The converters operate in a reduced-radix mode. That means that rather than being a binary radix where each stage has a gain of two, Agilent reduced the radix to a gain of 1.6. That gave them redundant code so it can account for comparator offsets, and amplifier gain and offset errors. The block labeled radix converters converts the radix and takes care of some of the fine tuning or impairments that might be there. Then there's the on-chip memory. Its job is to handle the full 160 data bits per second. It provides a buffer and solves the problem of how to get the data off the chip. Toward the front end of the block diagram are the 80 track-and-hold (T/H), which are timed precisely. Additionally, since there are 80 different converters on the chip, the input capacitance is high and must be controlled.

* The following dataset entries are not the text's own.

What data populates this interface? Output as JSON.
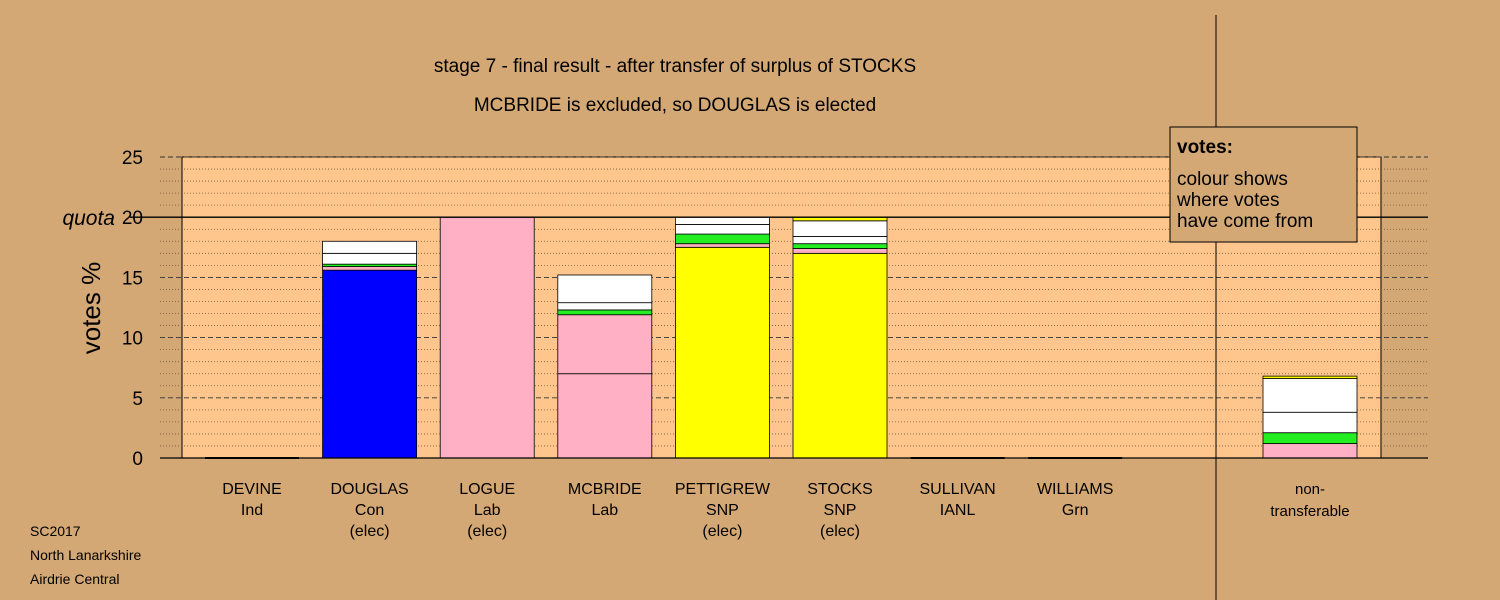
{
  "chart_data": {
    "type": "bar",
    "stacked": true,
    "title": "stage 7 - final result - after transfer of surplus of STOCKS",
    "subtitle": "MCBRIDE is excluded, so DOUGLAS is elected",
    "ylabel": "votes %",
    "ylim": [
      0,
      25
    ],
    "yticks": [
      0,
      5,
      10,
      15,
      20,
      25
    ],
    "quota": 20,
    "quota_label": "quota",
    "grid": true,
    "colors": {
      "background": "#d4a874",
      "plot": "#fec68c",
      "blue": "#0000ff",
      "pink": "#ffb0c4",
      "yellow": "#ffff00",
      "green": "#22ee22",
      "white": "#ffffff"
    },
    "candidates": [
      {
        "name": "DEVINE",
        "party": "Ind",
        "status": "",
        "segments": []
      },
      {
        "name": "DOUGLAS",
        "party": "Con",
        "status": "(elec)",
        "segments": [
          {
            "color": "blue",
            "value": 15.6
          },
          {
            "color": "pink",
            "value": 0.3
          },
          {
            "color": "green",
            "value": 0.2
          },
          {
            "color": "white",
            "value": 0.9
          },
          {
            "color": "white",
            "value": 1.0
          }
        ]
      },
      {
        "name": "LOGUE",
        "party": "Lab",
        "status": "(elec)",
        "segments": [
          {
            "color": "pink",
            "value": 20.0
          }
        ]
      },
      {
        "name": "MCBRIDE",
        "party": "Lab",
        "status": "",
        "segments": [
          {
            "color": "pink",
            "value": 7.0
          },
          {
            "color": "pink",
            "value": 4.9
          },
          {
            "color": "green",
            "value": 0.4
          },
          {
            "color": "white",
            "value": 0.6
          },
          {
            "color": "white",
            "value": 2.3
          }
        ]
      },
      {
        "name": "PETTIGREW",
        "party": "SNP",
        "status": "(elec)",
        "segments": [
          {
            "color": "yellow",
            "value": 17.5
          },
          {
            "color": "pink",
            "value": 0.3
          },
          {
            "color": "green",
            "value": 0.8
          },
          {
            "color": "white",
            "value": 0.8
          },
          {
            "color": "white",
            "value": 0.6
          }
        ]
      },
      {
        "name": "STOCKS",
        "party": "SNP",
        "status": "(elec)",
        "segments": [
          {
            "color": "yellow",
            "value": 17.0
          },
          {
            "color": "pink",
            "value": 0.4
          },
          {
            "color": "green",
            "value": 0.4
          },
          {
            "color": "white",
            "value": 0.6
          },
          {
            "color": "white",
            "value": 1.3
          },
          {
            "color": "yellow",
            "value": 0.3
          }
        ]
      },
      {
        "name": "SULLIVAN",
        "party": "IANL",
        "status": "",
        "segments": []
      },
      {
        "name": "WILLIAMS",
        "party": "Grn",
        "status": "",
        "segments": []
      }
    ],
    "nontransferable": {
      "label1": "non-",
      "label2": "transferable",
      "segments": [
        {
          "color": "pink",
          "value": 1.2
        },
        {
          "color": "green",
          "value": 0.9
        },
        {
          "color": "white",
          "value": 1.7
        },
        {
          "color": "white",
          "value": 2.8
        },
        {
          "color": "yellow",
          "value": 0.2
        }
      ]
    },
    "legend": {
      "title": "votes:",
      "lines": [
        "colour shows",
        "where votes",
        "have come from"
      ],
      "placement": "top-right"
    }
  },
  "footer": [
    "SC2017",
    "North Lanarkshire",
    "Airdrie Central"
  ]
}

Setterberg alluded to the fact that the design relies heavily on calibration to make it work. It turns out that scopes have calibration sources built into them for calibrating the channels and the probes. The team took advantage of those to help calibrate the chips. There's also a PC motherboard in the scope with a Pentium processor, and we can use that for computing calibration coefficients and upload them into the converter chip.

I asked Brian if Agilent had any plans to use this concurrent-design concept, having the designers of the chips work alongside the designers of the equipment for other products. He said, not giving anything away, that it's hard to say—but at Agilent Labs we tend to do a lot projects for key technology that have a lot of risk. It's generally not possible to do it for every design. In this case, we had proof from a previous design that it worked, and that helped give us confidence that we could pull this off.